Peter Frampton’s ‘Best Guitar’ Lost (for 31 Years) and Found in Curaçao

James McKinley, Jr. (New York Times) wrote a heart-warming account of how Peter Frampton was reunited with his beloved Gibson electric guitar, three decades years after it was presumed destroyed in a plane that crashed on it way to Panama in 1980; it was returned to him last month. Here are excerpts with a link to the full article below:

It turns out the guitar did not burn up in November 1980 when a cargo plane crashed on takeoff in Caracas, Venezuela, on its way to Panama, where Mr. Frampton was to perform. Instead someone plucked it from the burning wreckage and later sold it to a musician on the Dutch Caribbean island of Curaçao. The guitar was returned to Mr. Frampton in Nashville last month after a two-year negotiation involving the local musician who had the guitar, a customs agent who repairs guitars in his spare time, a diehard Frampton fan in the Netherlands and the head of the island’s tourist board.

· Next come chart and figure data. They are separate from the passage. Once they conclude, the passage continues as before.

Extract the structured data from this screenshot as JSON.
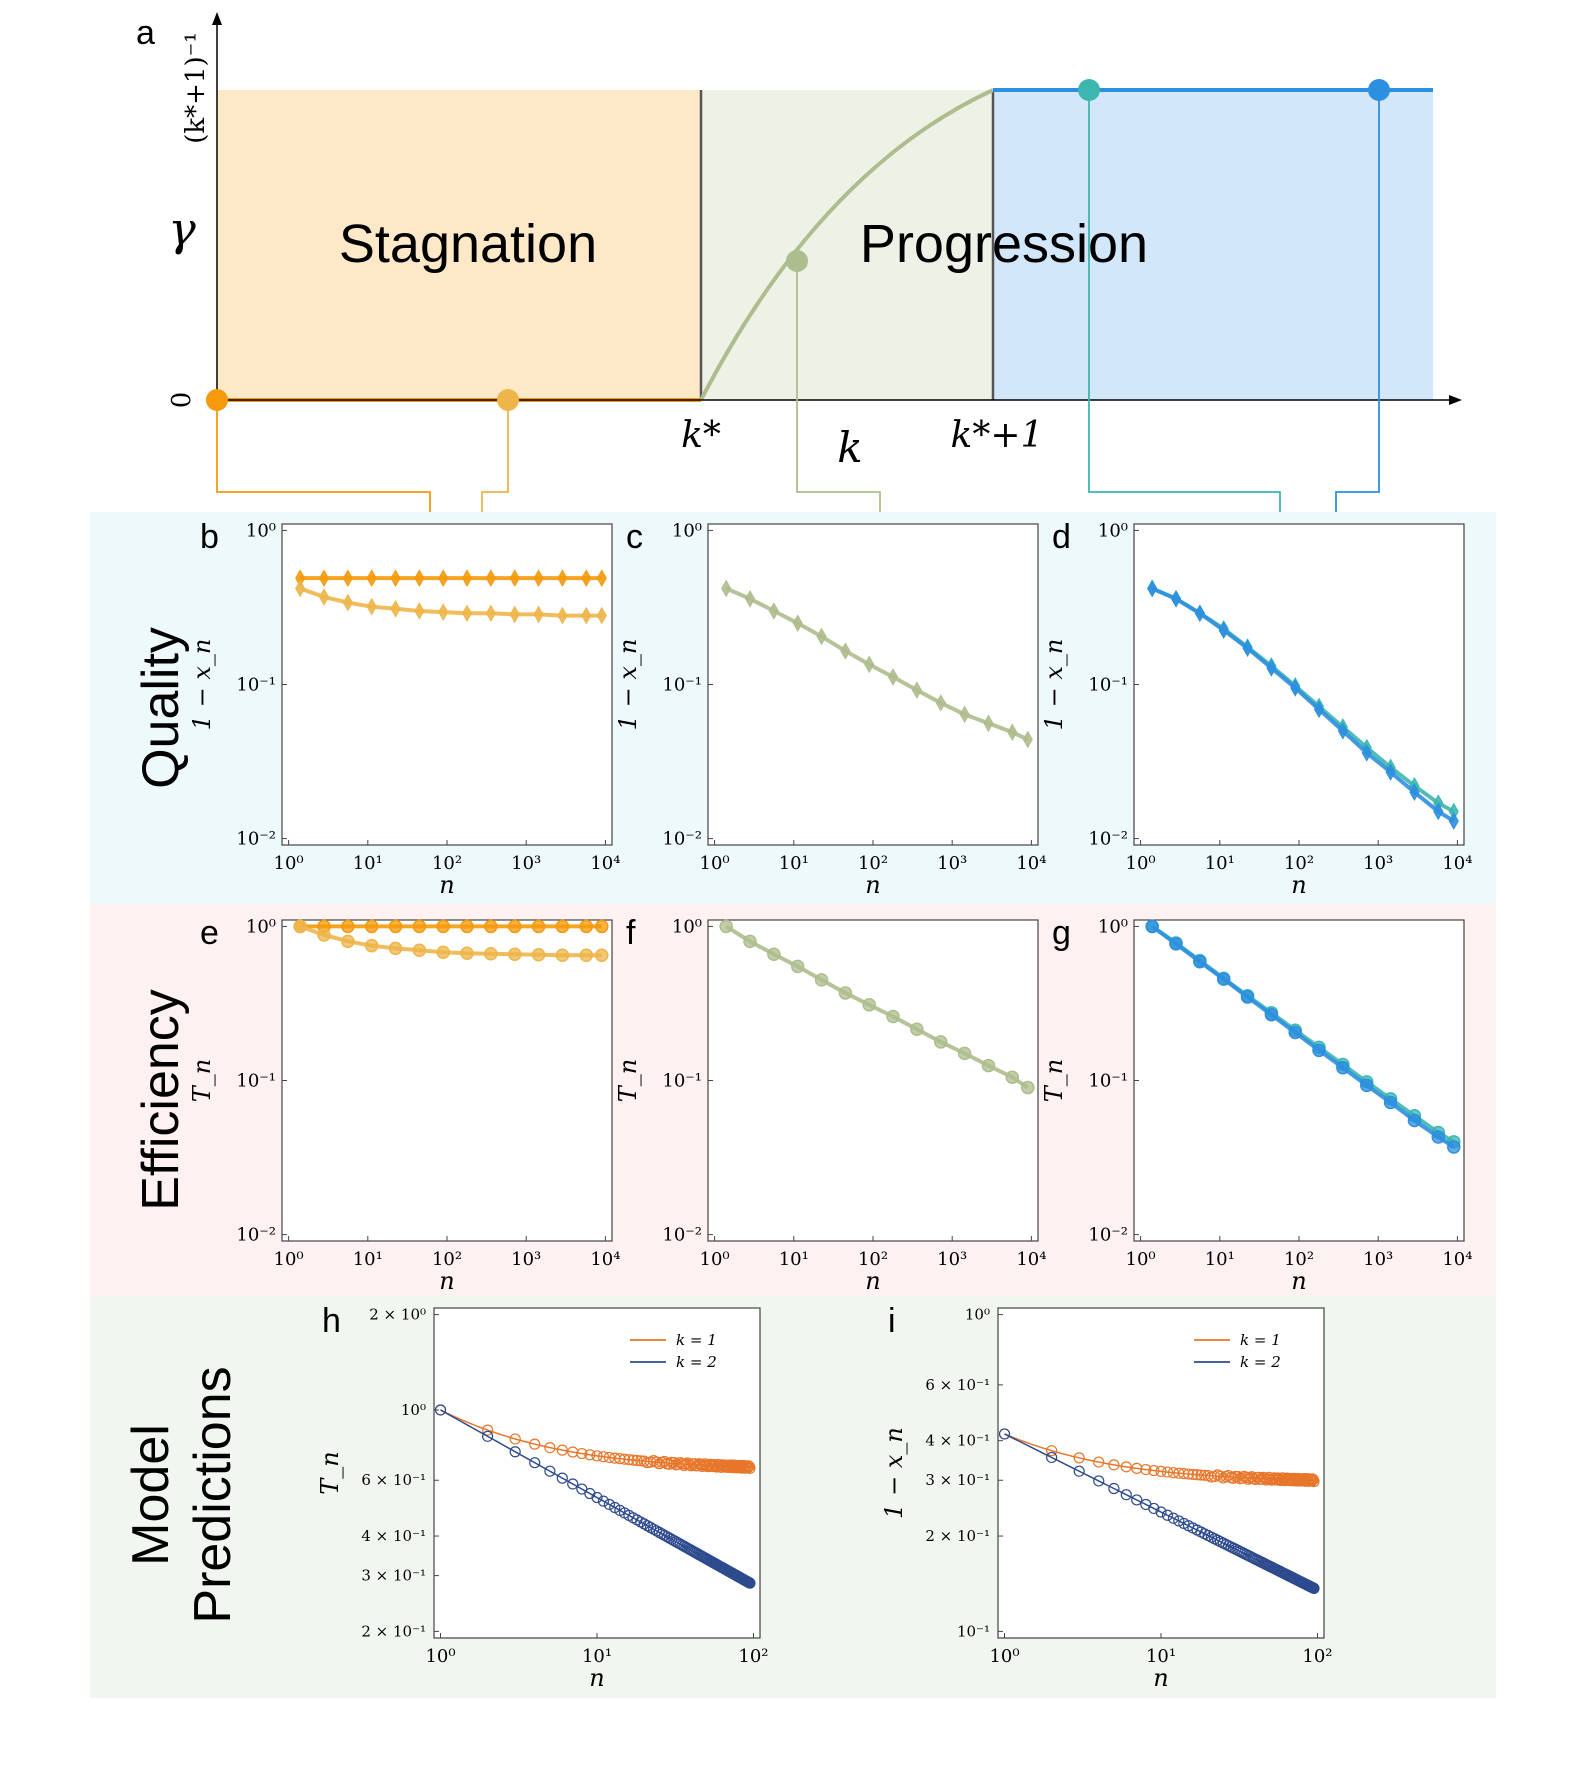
{
  "panel_a": {
    "label": "a",
    "y_axis_label": "γ",
    "y_top_label": "(k*+1)⁻¹",
    "y_zero_label": "0",
    "x_axis_label": "k",
    "x_tick_kstar": "k*",
    "x_tick_kstar1": "k*+1",
    "region_left_label": "Stagnation",
    "region_right_label": "Progression",
    "colors": {
      "stagnation_fill": "#fde9c8",
      "middle_fill": "#eef1e6",
      "progression_fill": "#d3e7fa",
      "orange": "#f49a0c",
      "light_orange": "#eeb54a",
      "olive": "#aebd8d",
      "teal": "#3db6b0",
      "blue": "#2d8fe0"
    }
  },
  "bands": {
    "quality": {
      "label": "Quality",
      "color": "#eef9fc"
    },
    "efficiency": {
      "label": "Efficiency",
      "color": "#fdf1f1"
    },
    "model": {
      "label_line1": "Model",
      "label_line2": "Predictions",
      "color": "#f1f6f0"
    }
  },
  "chart_data": [
    {
      "id": "b",
      "type": "line",
      "label": "b",
      "ylabel": "1 − x_n",
      "xlabel": "n",
      "xscale": "log",
      "yscale": "log",
      "xlim": [
        1,
        10000
      ],
      "ylim": [
        0.01,
        1
      ],
      "marker": "diamond",
      "xticks": [
        "10⁰",
        "10¹",
        "10²",
        "10³",
        "10⁴"
      ],
      "yticks": [
        "10⁻²",
        "10⁻¹",
        "10⁰"
      ],
      "series": [
        {
          "color": "#f49a0c",
          "x": [
            1.4,
            2.8,
            5.6,
            11.2,
            22.4,
            44.8,
            89.6,
            179,
            358,
            717,
            1434,
            2867,
            5734,
            9000
          ],
          "y": [
            0.49,
            0.49,
            0.49,
            0.49,
            0.49,
            0.49,
            0.49,
            0.49,
            0.49,
            0.49,
            0.49,
            0.49,
            0.49,
            0.49
          ]
        },
        {
          "color": "#eeb54a",
          "x": [
            1.4,
            2.8,
            5.6,
            11.2,
            22.4,
            44.8,
            89.6,
            179,
            358,
            717,
            1434,
            2867,
            5734,
            9000
          ],
          "y": [
            0.42,
            0.37,
            0.34,
            0.32,
            0.31,
            0.3,
            0.295,
            0.29,
            0.29,
            0.285,
            0.285,
            0.28,
            0.28,
            0.28
          ]
        }
      ]
    },
    {
      "id": "c",
      "type": "line",
      "label": "c",
      "ylabel": "1 − x_n",
      "xlabel": "n",
      "xscale": "log",
      "yscale": "log",
      "xlim": [
        1,
        10000
      ],
      "ylim": [
        0.01,
        1
      ],
      "marker": "diamond",
      "xticks": [
        "10⁰",
        "10¹",
        "10²",
        "10³",
        "10⁴"
      ],
      "yticks": [
        "10⁻²",
        "10⁻¹",
        "10⁰"
      ],
      "series": [
        {
          "color": "#aebd8d",
          "x": [
            1.4,
            2.8,
            5.6,
            11.2,
            22.4,
            44.8,
            89.6,
            179,
            358,
            717,
            1434,
            2867,
            5734,
            9000
          ],
          "y": [
            0.42,
            0.36,
            0.3,
            0.25,
            0.205,
            0.165,
            0.135,
            0.112,
            0.092,
            0.076,
            0.064,
            0.056,
            0.049,
            0.044
          ]
        }
      ]
    },
    {
      "id": "d",
      "type": "line",
      "label": "d",
      "ylabel": "1 − x_n",
      "xlabel": "n",
      "xscale": "log",
      "yscale": "log",
      "xlim": [
        1,
        10000
      ],
      "ylim": [
        0.01,
        1
      ],
      "marker": "diamond",
      "xticks": [
        "10⁰",
        "10¹",
        "10²",
        "10³",
        "10⁴"
      ],
      "yticks": [
        "10⁻²",
        "10⁻¹",
        "10⁰"
      ],
      "series": [
        {
          "color": "#3db6b0",
          "x": [
            1.4,
            2.8,
            5.6,
            11.2,
            22.4,
            44.8,
            89.6,
            179,
            358,
            717,
            1434,
            2867,
            5734,
            9000
          ],
          "y": [
            0.42,
            0.36,
            0.29,
            0.23,
            0.175,
            0.132,
            0.098,
            0.072,
            0.053,
            0.039,
            0.029,
            0.022,
            0.017,
            0.015
          ]
        },
        {
          "color": "#2d8fe0",
          "x": [
            1.4,
            2.8,
            5.6,
            11.2,
            22.4,
            44.8,
            89.6,
            179,
            358,
            717,
            1434,
            2867,
            5734,
            9000
          ],
          "y": [
            0.42,
            0.36,
            0.29,
            0.225,
            0.172,
            0.128,
            0.095,
            0.069,
            0.05,
            0.036,
            0.027,
            0.02,
            0.015,
            0.013
          ]
        }
      ]
    },
    {
      "id": "e",
      "type": "line",
      "label": "e",
      "ylabel": "T_n",
      "xlabel": "n",
      "xscale": "log",
      "yscale": "log",
      "xlim": [
        1,
        10000
      ],
      "ylim": [
        0.01,
        1
      ],
      "marker": "circle",
      "xticks": [
        "10⁰",
        "10¹",
        "10²",
        "10³",
        "10⁴"
      ],
      "yticks": [
        "10⁻²",
        "10⁻¹",
        "10⁰"
      ],
      "series": [
        {
          "color": "#f49a0c",
          "x": [
            1.4,
            2.8,
            5.6,
            11.2,
            22.4,
            44.8,
            89.6,
            179,
            358,
            717,
            1434,
            2867,
            5734,
            9000
          ],
          "y": [
            1.0,
            1.0,
            1.0,
            1.0,
            1.0,
            1.0,
            1.0,
            1.0,
            1.0,
            1.0,
            1.0,
            1.0,
            1.0,
            1.0
          ]
        },
        {
          "color": "#eeb54a",
          "x": [
            1.4,
            2.8,
            5.6,
            11.2,
            22.4,
            44.8,
            89.6,
            179,
            358,
            717,
            1434,
            2867,
            5734,
            9000
          ],
          "y": [
            1.0,
            0.88,
            0.8,
            0.75,
            0.72,
            0.7,
            0.68,
            0.67,
            0.665,
            0.66,
            0.655,
            0.65,
            0.65,
            0.65
          ]
        }
      ]
    },
    {
      "id": "f",
      "type": "line",
      "label": "f",
      "ylabel": "T_n",
      "xlabel": "n",
      "xscale": "log",
      "yscale": "log",
      "xlim": [
        1,
        10000
      ],
      "ylim": [
        0.01,
        1
      ],
      "marker": "circle",
      "xticks": [
        "10⁰",
        "10¹",
        "10²",
        "10³",
        "10⁴"
      ],
      "yticks": [
        "10⁻²",
        "10⁻¹",
        "10⁰"
      ],
      "series": [
        {
          "color": "#aebd8d",
          "x": [
            1.4,
            2.8,
            5.6,
            11.2,
            22.4,
            44.8,
            89.6,
            179,
            358,
            717,
            1434,
            2867,
            5734,
            9000
          ],
          "y": [
            1.0,
            0.8,
            0.66,
            0.55,
            0.45,
            0.37,
            0.31,
            0.26,
            0.215,
            0.178,
            0.15,
            0.125,
            0.105,
            0.09
          ]
        }
      ]
    },
    {
      "id": "g",
      "type": "line",
      "label": "g",
      "ylabel": "T_n",
      "xlabel": "n",
      "xscale": "log",
      "yscale": "log",
      "xlim": [
        1,
        10000
      ],
      "ylim": [
        0.01,
        1
      ],
      "marker": "circle",
      "xticks": [
        "10⁰",
        "10¹",
        "10²",
        "10³",
        "10⁴"
      ],
      "yticks": [
        "10⁻²",
        "10⁻¹",
        "10⁰"
      ],
      "series": [
        {
          "color": "#3db6b0",
          "x": [
            1.4,
            2.8,
            5.6,
            11.2,
            22.4,
            44.8,
            89.6,
            179,
            358,
            717,
            1434,
            2867,
            5734,
            9000
          ],
          "y": [
            1.0,
            0.78,
            0.6,
            0.46,
            0.355,
            0.275,
            0.212,
            0.164,
            0.127,
            0.098,
            0.076,
            0.059,
            0.046,
            0.04
          ]
        },
        {
          "color": "#2d8fe0",
          "x": [
            1.4,
            2.8,
            5.6,
            11.2,
            22.4,
            44.8,
            89.6,
            179,
            358,
            717,
            1434,
            2867,
            5734,
            9000
          ],
          "y": [
            1.0,
            0.77,
            0.59,
            0.455,
            0.348,
            0.267,
            0.205,
            0.157,
            0.121,
            0.093,
            0.072,
            0.055,
            0.043,
            0.037
          ]
        }
      ]
    },
    {
      "id": "h",
      "type": "line",
      "label": "h",
      "ylabel": "T_n",
      "xlabel": "n",
      "xscale": "log",
      "yscale": "log",
      "xlim": [
        1,
        100
      ],
      "ylim": [
        0.2,
        2
      ],
      "marker": "open-circle",
      "xticks": [
        "10⁰",
        "10¹",
        "10²"
      ],
      "yticks": [
        {
          "value": 0.2,
          "label": "2 × 10⁻¹"
        },
        {
          "value": 0.3,
          "label": "3 × 10⁻¹"
        },
        {
          "value": 0.4,
          "label": "4 × 10⁻¹"
        },
        {
          "value": 0.6,
          "label": "6 × 10⁻¹"
        },
        {
          "value": 1.0,
          "label": "10⁰"
        },
        {
          "value": 2.0,
          "label": "2 × 10⁰"
        }
      ],
      "legend": {
        "position": "top-right"
      },
      "series": [
        {
          "name": "k = 1",
          "color": "#e8762a",
          "x0": 1.0,
          "y0": 1.0,
          "y_end": 0.66,
          "law": "stagnation"
        },
        {
          "name": "k = 2",
          "color": "#2e4b8e",
          "x0": 1.0,
          "y0": 1.0,
          "y_end": 0.28,
          "law": "power"
        }
      ]
    },
    {
      "id": "i",
      "type": "line",
      "label": "i",
      "ylabel": "1 − x_n",
      "xlabel": "n",
      "xscale": "log",
      "yscale": "log",
      "xlim": [
        1,
        100
      ],
      "ylim": [
        0.1,
        1
      ],
      "marker": "open-circle",
      "xticks": [
        "10⁰",
        "10¹",
        "10²"
      ],
      "yticks": [
        {
          "value": 0.1,
          "label": "10⁻¹"
        },
        {
          "value": 0.2,
          "label": "2 × 10⁻¹"
        },
        {
          "value": 0.3,
          "label": "3 × 10⁻¹"
        },
        {
          "value": 0.4,
          "label": "4 × 10⁻¹"
        },
        {
          "value": 0.6,
          "label": "6 × 10⁻¹"
        },
        {
          "value": 1.0,
          "label": "10⁰"
        }
      ],
      "legend": {
        "position": "top-right"
      },
      "series": [
        {
          "name": "k = 1",
          "color": "#e8762a",
          "x0": 1.0,
          "y0": 0.42,
          "y_end": 0.3,
          "law": "stagnation"
        },
        {
          "name": "k = 2",
          "color": "#2e4b8e",
          "x0": 1.0,
          "y0": 0.42,
          "y_end": 0.135,
          "law": "power"
        }
      ]
    }
  ]
}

Last month, the tourist board official, Ghatim Kabbara, bought the guitar with public funds and traveled to Nashville to hand it to Mr. Frampton in a tattered gig bag. Mr. Frampton said he knew as soon as he picked the instrument up that it was the same 1954 Gibson Les Paul with customized pickups that he had played for a decade. It was an emotional moment, he said.

[. . .] Perhaps most important, it was the guitar he played on the 1976 solo album “Frampton Comes Alive!” one of the best-selling live albums ever and the recording that established him as one of the great rock guitarists of the 1970s. “It’s all I ever used for 10 years,” he said. “That was it. That was part of me.” Mr. Kabbara said the guitar surfaced two years ago when the local guitarist, who has not been identified, took the instrument to Donald Valentina, a Curaçao customs agent who collects and repairs old guitars in his spare time. The musician had been using it for decades, playing in hotels and bars on the island, but did not know the instrument’s history, Mr. Kabbara said.

Asked to repair the guitar, Mr. Valentina noticed the unusual third set of pickups and burn marks on the neck, Mr. Kabbara said. The customs agent began to suspect the guitar might be the one Mr. Frampton had played on the “Frampton Comes Alive!” album. He consulted with another Frampton fan in the Netherlands, who confirmed it had all the earmarks of the missing Gibson. Mr. Valentina also sent photos of the inner works of the guitar to Mr. Frampton. Mr. Frampton said he was stunned when he saw the photos; it looked like guitar, he said, but he could not be sure. For two years Mr. Valentina tried to persuade the local guitarist to sell the instrument, and finally, in November, facing a financial problem, he finally agreed. But Mr. Valentina did not have money and, afraid another buyer might scoop up the guitar, he approached Mr. Kabbara at the tourist board.

Mr. Kabbara, an amateur guitarist who admires Mr. Frampton, agreed to put up the board’s funds – about $5,000 – to purchase the guitar, on one condition. He and Mr. Valentina would take the guitar to Mr. Frampton as a gesture of goodwill. “I thought the right thing to do was to give him back his guitar,” he said. “This guitar was him. The whole 1970s was this guitar.”

Mr. Frampton, who is 61, said he hopes to play the guitar again when he appears at the Beacon Theater in New York in February. For now, he has left the instrument at the Gibson Custom Shop in Nashville to have some minor repairs made. The neck is still straight, he said, but he must replace old pickups with new ones, made to the same specifications as the original coils. But he said he will leave the burn marks and scrapes alone. “I want it to have its battle scars,” he said.